Our research group focuses on studying the mechanisms behind initiation and progression of different diseases with a particular focus on cardiovascular disease. Particular attention is given to developing computational models that can capture the multiscale and multiphysics nature of cardiovascular disease. Another key focus of our lab is developing new scientific machine learning models with a broad range of applications. Our work spans a variety of disciplines such as computational fluid dynamics (CFD), computational nonlinear structural mechanics, scientific machine learning, mass transport, dynamical systems, medical imaging, mechanobiology, and multiscale modeling.

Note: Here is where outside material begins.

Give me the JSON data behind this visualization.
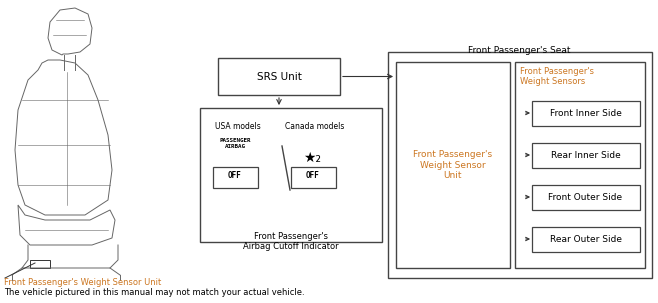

Our research centers around the following areas: 1- Fundamental and applied scientific machine learning research. 2- Developing new methods that can model the progression of disease by capturing the multiscale nature of disease growth. 3- Understanding the fundamental blood flow processes in cardiovascular disease. 4- Collaborating with experimentalists to build reliable computational models with hybrid computational-experimental data-driven blood flow modeling using machine learning. 5- Understand flow physics and transport in complex flows with various applications (cardiovascular flows, environmental flows, etc.).
We have dual affiliation with the University of Utah's Scientific Computing and Imaging Institute (SCI Institute) and Mechanical Engineering Department.
One must watch the convergence of a numerical code as carefully as a father watching his four year old play near a busy road!